What followed was the biggest and most controversial play of the game. When McRae and an Aggie defender collided in backcourt, McRae was whistled for "hooking" with his elbow to get around the opposing player. It was McRae's third offensive foul of the game and fourth overall. Instead of him shooting two free throws to seal the win, A&M got the ball with 28 seconds left.

Tennessee appeared to get a reprieve when Caruso missed two free throws with 17 seconds left but Maymon was fouled on the rebound and promptly missed two of his own. That set up Space's dramatic 3-point game-winner.

Tennessee coach Cuonzo Martin was understandably somber after the game, calling this a "tough, painful loss." He blamed the setback on the fact his team was "stagnant offensively" and "didn't get the stops we needed defensively" after intermission.

Although the Vol coach carefully avoided criticizing the officials, he noted a rash of offensive fouls (particularly illegal screens) called on Tennessee.

"I think that's the first time all year we've been called for that many offensive fouls," he said. "I thought it was strange. I thought it was a little uncharacteristic because our guys are normally solid setting screens."

Maymon was a little more forceful, noting that the Vols "were not as aggressive because of all the foul calls and everything like that. We tried to adjust but we can't let how the game's being called dictate how we play."

Since Tennessee built a 14-point halftime lead with virtually no help from Stokes and McRae, the Vols appeared likely to pull away once the two stars returned to action in the second half. Not so. McRae matched his season low with 9 points and Stokes posted 6, all in the game's opening four minutes.

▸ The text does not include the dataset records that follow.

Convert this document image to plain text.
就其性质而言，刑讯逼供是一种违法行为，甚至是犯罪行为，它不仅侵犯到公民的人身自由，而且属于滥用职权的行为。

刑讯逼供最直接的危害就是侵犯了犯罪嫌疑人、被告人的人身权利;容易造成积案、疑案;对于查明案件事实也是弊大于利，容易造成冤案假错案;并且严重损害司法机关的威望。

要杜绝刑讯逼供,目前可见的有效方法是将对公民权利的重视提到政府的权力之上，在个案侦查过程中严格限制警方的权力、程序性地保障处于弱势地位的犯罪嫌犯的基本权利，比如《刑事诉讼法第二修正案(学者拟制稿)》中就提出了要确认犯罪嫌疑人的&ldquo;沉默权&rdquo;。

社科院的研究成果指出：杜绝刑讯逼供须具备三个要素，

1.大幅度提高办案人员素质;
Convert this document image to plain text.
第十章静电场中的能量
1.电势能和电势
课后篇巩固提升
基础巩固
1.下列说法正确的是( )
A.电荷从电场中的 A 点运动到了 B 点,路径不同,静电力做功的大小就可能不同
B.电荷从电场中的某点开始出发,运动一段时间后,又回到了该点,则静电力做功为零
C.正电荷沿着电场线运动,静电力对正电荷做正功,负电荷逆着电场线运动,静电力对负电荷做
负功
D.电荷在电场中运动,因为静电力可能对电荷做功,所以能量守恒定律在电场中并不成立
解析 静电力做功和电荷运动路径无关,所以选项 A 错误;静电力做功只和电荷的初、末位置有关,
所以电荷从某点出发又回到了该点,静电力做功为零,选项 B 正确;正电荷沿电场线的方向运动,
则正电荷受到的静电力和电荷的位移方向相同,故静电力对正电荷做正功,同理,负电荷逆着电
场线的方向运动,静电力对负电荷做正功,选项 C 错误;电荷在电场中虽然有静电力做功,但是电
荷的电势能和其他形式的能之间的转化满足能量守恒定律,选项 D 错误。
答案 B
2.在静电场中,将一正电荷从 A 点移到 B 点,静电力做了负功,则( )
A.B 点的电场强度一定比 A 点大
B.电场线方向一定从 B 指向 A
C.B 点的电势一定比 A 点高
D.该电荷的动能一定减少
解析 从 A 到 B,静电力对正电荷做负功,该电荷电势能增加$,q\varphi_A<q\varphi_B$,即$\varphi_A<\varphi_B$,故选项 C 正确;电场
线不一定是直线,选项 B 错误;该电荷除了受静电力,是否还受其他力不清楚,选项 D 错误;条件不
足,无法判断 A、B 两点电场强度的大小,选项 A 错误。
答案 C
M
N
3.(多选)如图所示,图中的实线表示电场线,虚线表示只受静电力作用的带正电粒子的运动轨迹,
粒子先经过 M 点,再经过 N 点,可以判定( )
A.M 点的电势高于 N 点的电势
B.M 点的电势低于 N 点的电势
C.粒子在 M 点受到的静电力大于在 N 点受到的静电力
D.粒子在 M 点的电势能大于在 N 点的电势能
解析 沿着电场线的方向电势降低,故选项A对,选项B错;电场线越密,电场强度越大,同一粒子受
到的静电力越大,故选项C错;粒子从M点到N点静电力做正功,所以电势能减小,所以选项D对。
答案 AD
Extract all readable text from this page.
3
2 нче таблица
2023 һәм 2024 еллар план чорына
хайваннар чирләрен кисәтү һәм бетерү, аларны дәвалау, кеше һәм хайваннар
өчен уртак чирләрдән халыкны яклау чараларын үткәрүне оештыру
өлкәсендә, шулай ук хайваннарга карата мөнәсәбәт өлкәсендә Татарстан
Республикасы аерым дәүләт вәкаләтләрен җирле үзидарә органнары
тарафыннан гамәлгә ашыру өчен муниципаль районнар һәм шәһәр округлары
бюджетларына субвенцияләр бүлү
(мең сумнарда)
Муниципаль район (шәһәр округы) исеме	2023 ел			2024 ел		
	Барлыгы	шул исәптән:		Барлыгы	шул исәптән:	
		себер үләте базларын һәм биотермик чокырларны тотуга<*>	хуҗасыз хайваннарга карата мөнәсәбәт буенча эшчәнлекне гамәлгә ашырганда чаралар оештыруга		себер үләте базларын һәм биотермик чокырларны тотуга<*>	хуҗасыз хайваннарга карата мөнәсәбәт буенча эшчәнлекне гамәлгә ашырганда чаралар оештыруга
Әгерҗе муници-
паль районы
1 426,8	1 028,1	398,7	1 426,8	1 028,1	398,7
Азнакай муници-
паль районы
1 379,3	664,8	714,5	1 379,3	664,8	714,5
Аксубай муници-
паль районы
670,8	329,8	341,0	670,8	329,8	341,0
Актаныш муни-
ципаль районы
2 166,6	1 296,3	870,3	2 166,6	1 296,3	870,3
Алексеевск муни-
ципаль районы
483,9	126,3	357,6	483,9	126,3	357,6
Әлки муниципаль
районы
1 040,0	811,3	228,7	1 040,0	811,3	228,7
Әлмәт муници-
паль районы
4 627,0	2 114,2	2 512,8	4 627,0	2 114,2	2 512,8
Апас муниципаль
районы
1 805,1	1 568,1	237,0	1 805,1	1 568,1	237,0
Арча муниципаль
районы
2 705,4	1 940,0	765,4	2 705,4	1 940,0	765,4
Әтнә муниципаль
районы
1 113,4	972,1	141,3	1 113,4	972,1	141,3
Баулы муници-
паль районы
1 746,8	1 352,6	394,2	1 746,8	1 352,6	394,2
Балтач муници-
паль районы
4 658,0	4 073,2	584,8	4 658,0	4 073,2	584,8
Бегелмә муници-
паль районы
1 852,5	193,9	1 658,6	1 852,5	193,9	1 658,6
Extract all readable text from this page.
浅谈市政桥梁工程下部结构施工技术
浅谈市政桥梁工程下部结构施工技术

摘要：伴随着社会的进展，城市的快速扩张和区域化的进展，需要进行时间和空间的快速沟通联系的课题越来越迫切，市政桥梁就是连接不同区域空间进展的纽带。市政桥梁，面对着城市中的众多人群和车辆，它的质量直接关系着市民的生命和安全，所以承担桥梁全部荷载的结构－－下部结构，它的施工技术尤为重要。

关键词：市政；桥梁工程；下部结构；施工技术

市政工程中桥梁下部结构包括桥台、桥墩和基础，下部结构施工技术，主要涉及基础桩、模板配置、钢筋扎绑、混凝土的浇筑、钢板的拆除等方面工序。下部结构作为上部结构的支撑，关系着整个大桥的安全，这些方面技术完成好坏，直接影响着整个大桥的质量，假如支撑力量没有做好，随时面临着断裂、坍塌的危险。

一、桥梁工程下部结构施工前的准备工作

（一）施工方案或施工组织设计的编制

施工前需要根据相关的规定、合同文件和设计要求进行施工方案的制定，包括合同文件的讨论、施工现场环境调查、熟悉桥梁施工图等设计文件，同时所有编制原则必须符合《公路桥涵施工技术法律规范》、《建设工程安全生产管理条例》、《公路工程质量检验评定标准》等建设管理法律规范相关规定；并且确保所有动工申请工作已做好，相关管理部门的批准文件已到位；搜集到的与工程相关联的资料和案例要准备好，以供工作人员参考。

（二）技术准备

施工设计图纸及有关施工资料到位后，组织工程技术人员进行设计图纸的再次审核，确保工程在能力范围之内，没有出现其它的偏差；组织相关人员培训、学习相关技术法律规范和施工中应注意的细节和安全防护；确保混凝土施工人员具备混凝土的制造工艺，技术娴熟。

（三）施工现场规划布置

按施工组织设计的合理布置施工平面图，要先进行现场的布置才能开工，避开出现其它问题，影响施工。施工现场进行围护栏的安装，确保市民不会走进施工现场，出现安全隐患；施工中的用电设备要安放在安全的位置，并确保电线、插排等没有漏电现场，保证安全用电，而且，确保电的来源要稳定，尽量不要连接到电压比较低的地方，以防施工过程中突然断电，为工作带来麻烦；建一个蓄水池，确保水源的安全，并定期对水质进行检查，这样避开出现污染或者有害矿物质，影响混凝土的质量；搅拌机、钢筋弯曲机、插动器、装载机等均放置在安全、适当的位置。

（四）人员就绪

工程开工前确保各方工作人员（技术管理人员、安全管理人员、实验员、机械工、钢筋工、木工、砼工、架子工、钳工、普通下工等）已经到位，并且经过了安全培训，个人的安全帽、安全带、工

Martin said he thought the early fouls kept his two stars from "getting in a rhythm, getting in the flow of the game."

The same could not be said of Jamal Jones. The Aggie standout found his rhythm after the break, going 7 of 12 from the field, including 4 of 7 from behind the arc. He scored 20 of his 23 points after intermission.

Maymon was a horse on the backboards, peeling 15 rebounds, but he struggled offensively. He was just 3 of 8 from the field and 3 of 7 from the foul line.

"I was getting good looks," he said. "I was just missing layups. It definitely could've lifted us (if he had shot better). I missed two bunnies (point-blank shots) that would've put us at arm's distance, then I missed the two free throws (with 17 seconds left).

"That's what's really frustrating about that game for me personally."